Dans une société qui exige une productivité implacable et une communication
ininterrompue, la solution n’est pas moins d’Internet, mais plus d’autonomie
– ce que vous n’obtiendrez pas en éteignant simplement votre routeur.
Il est
temps d’abandonner à l’idée qu’il existe une distinction nette entre le monde
numérique et le monde “réel”, ou qu’il faut renoncer à l’un pour connaître
vraiment l’autre. Les universitaires parlent de “dualisme
numérique” pour désigner cette fausse dichotomie, un concept inventé par
le sociologue Nathan Jurgenson, qui le définit comme “la croyance selon laquelle la vie en ligne et la vie hors ligne
constituent des réalités largement distinctes et indépendantes”. En
fait, le monde physique et le monde numérique se superposent et s’entremêlent,
et la technologie, de l’iPhone au télégramme en passant par le grille-pain,
affecte tous les aspects de nos vies, que nous choisissions ou non de
l’utiliser.
La
technologie, comme la sexualité, est une partie de la vie qui ne devient
problématique que si vous vous persuadez de sa toxicité.

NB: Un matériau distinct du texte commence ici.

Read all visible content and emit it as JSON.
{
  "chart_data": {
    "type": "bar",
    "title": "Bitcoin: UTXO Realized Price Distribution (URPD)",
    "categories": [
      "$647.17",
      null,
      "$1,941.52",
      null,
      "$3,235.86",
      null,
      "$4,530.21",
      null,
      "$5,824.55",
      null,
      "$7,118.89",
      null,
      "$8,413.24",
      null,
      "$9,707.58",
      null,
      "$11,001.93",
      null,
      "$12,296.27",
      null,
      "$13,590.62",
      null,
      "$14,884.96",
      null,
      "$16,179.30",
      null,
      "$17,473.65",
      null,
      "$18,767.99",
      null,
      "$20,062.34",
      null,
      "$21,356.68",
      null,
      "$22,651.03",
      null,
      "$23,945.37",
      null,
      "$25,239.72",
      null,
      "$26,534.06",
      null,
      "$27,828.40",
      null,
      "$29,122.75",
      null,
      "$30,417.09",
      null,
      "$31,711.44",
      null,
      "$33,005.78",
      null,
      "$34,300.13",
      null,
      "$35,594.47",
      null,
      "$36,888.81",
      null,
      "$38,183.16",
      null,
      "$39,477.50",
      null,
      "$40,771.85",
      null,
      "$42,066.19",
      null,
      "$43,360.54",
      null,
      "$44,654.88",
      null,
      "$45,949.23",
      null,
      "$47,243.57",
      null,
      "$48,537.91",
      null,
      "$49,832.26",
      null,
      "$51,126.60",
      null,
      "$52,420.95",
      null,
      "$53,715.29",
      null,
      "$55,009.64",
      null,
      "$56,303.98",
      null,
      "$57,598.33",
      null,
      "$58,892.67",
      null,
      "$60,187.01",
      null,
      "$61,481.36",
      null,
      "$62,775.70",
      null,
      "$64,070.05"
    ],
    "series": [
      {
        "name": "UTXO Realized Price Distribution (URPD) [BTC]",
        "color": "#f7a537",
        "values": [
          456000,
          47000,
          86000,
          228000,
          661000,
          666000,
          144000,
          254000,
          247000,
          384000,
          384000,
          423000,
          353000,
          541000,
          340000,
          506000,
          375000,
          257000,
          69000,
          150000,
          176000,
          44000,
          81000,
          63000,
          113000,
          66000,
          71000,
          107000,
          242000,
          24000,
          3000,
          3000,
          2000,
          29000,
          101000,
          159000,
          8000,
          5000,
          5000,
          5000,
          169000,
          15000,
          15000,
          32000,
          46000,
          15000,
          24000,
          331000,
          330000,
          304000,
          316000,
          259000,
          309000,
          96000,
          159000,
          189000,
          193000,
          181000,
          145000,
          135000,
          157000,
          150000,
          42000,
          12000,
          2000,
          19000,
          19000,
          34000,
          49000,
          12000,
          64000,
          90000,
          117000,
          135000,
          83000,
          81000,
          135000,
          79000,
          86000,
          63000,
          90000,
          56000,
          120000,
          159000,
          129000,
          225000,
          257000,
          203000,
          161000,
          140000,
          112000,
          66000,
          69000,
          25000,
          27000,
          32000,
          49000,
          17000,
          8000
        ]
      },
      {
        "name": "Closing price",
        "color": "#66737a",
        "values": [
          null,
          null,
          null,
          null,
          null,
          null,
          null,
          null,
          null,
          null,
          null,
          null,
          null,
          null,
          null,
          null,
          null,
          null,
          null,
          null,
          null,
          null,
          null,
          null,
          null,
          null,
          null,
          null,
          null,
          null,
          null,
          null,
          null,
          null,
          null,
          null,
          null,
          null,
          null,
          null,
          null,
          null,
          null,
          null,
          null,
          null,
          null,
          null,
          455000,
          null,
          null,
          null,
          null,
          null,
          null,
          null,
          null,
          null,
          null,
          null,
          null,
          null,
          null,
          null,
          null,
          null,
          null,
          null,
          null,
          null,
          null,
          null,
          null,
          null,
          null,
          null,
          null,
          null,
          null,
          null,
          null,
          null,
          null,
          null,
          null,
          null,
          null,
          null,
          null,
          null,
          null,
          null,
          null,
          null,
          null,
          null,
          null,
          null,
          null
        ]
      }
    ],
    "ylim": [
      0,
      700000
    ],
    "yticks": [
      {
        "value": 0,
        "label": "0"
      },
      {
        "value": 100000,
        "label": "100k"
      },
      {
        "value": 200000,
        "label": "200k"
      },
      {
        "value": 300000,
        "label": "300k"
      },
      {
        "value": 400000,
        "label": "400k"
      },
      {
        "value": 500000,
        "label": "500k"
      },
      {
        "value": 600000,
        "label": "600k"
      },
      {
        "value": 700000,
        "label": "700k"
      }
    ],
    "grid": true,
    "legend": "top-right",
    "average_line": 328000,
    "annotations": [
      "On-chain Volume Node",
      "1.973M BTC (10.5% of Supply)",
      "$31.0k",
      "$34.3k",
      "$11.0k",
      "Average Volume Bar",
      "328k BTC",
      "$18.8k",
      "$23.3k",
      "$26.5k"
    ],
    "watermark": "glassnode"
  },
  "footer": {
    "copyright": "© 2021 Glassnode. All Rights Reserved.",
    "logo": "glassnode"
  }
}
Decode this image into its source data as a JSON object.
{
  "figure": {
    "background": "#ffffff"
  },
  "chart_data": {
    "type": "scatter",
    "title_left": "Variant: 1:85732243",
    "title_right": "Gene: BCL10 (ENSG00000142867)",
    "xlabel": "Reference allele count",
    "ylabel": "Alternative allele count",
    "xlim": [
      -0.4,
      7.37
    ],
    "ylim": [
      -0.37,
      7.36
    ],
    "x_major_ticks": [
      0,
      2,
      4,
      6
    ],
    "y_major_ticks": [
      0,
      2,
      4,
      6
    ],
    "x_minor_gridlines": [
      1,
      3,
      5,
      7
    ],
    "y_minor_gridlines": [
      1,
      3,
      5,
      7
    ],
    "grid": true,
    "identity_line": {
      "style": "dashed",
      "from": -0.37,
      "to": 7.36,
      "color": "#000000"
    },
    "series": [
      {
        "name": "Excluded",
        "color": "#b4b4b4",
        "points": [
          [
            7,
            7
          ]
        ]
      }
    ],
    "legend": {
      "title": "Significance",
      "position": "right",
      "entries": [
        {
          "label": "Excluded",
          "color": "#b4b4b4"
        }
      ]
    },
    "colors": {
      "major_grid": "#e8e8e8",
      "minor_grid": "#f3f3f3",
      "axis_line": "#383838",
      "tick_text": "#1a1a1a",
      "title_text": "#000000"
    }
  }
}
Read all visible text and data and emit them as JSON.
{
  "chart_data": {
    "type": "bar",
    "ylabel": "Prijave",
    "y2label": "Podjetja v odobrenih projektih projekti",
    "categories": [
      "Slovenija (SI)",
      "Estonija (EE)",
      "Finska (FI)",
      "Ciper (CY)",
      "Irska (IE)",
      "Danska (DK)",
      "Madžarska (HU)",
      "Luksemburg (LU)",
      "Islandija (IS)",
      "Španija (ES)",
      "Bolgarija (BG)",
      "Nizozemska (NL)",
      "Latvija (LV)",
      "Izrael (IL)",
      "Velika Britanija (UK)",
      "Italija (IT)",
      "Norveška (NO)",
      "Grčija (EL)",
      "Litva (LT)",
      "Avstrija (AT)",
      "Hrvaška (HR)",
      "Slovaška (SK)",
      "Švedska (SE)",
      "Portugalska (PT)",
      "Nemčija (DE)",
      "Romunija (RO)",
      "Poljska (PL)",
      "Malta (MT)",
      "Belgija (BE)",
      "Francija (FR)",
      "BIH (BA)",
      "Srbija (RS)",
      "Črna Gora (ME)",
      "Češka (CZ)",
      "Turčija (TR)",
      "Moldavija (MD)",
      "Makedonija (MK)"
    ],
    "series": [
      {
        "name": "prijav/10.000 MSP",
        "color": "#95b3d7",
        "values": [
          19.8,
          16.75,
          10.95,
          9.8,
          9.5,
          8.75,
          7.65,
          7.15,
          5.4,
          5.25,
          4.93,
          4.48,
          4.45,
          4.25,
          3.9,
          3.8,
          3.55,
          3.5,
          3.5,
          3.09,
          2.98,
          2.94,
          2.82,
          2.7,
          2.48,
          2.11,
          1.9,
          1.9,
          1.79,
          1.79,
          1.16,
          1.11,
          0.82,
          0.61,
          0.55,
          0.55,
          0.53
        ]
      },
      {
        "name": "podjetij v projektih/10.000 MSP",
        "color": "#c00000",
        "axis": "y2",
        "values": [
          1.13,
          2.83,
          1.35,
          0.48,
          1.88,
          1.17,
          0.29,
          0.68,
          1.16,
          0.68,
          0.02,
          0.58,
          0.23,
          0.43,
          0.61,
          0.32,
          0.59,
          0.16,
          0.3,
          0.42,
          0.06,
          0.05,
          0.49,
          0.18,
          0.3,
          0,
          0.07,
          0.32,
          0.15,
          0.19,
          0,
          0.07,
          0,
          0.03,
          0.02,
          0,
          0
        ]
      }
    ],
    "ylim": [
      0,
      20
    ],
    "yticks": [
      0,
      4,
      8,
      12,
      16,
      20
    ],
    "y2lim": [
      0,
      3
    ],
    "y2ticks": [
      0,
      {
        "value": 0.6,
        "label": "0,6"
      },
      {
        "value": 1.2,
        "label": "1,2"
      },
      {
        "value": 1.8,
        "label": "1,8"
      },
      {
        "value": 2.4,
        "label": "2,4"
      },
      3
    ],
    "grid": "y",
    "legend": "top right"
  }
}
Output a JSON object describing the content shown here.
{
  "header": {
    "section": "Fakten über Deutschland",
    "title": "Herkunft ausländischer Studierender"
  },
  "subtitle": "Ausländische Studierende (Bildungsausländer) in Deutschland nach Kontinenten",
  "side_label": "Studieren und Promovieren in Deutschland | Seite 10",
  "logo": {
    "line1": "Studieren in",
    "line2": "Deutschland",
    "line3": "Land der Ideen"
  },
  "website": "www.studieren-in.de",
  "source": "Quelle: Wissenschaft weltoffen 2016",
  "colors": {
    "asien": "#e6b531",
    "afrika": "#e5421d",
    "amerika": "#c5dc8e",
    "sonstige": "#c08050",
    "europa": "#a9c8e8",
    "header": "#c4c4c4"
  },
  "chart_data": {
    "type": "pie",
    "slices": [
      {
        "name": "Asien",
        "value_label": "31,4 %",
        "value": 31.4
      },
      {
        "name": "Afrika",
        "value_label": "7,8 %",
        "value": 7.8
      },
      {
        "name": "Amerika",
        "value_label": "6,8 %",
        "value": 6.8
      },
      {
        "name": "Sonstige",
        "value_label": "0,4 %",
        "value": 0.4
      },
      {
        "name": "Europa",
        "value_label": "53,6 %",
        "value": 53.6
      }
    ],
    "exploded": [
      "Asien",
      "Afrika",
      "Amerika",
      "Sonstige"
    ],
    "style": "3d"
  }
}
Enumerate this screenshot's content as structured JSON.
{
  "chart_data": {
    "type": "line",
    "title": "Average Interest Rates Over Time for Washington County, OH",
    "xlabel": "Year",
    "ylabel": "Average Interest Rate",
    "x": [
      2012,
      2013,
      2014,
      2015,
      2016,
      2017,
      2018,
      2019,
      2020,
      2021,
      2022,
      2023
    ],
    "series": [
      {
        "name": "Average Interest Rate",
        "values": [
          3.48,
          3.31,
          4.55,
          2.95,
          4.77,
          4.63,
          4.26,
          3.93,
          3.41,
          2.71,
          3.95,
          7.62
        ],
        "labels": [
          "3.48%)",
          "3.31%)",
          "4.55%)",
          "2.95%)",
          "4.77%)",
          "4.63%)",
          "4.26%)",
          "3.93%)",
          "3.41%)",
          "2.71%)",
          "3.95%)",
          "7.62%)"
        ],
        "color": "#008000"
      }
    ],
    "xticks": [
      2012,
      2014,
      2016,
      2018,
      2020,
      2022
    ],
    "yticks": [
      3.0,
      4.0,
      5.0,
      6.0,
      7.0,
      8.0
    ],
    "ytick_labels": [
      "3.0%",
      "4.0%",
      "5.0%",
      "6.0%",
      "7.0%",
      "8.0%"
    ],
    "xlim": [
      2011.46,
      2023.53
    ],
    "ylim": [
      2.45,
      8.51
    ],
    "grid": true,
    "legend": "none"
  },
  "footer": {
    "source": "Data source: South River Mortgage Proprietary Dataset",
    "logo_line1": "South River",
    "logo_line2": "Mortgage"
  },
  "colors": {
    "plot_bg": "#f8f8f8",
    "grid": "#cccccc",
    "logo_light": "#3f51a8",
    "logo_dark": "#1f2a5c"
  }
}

Tout comme un apôtre
de l’abstinence souffre d’hallucinations, l’évitement délibéré crée
l’obsession : on imagine sans peine que Paul Miller n’a jamais plus pensé
à Internet que lorsqu’il s’est forcé à vivre sans.
Il n’est
pas question ici de contester qu’un éloignement temporaire de Twitter est
relaxant. Mais, chaque fois qu’une nouvelle technologie change le rythme et
l’ampleur des interactions humaines, par des mots imprimés ou par des pixels,
des rabat-joie sont convaincus qu’elle est malsaine, pathogène et dangereuse
pour les enfants. Autrefois, les gens croyaient que l’imprimerie était
malfaisante parce que les livres détournaient les femmes de leur travail et
permettaient aux laïcs ordinaires de lire ce qu’il y avait vraiment d’écrit
dans la Bible. Les technologies de la communication ne peuvent pas “corrompre votre âme”, pas plus qu’y renoncer
n’assure son salut. Et il en va de même pour Internet.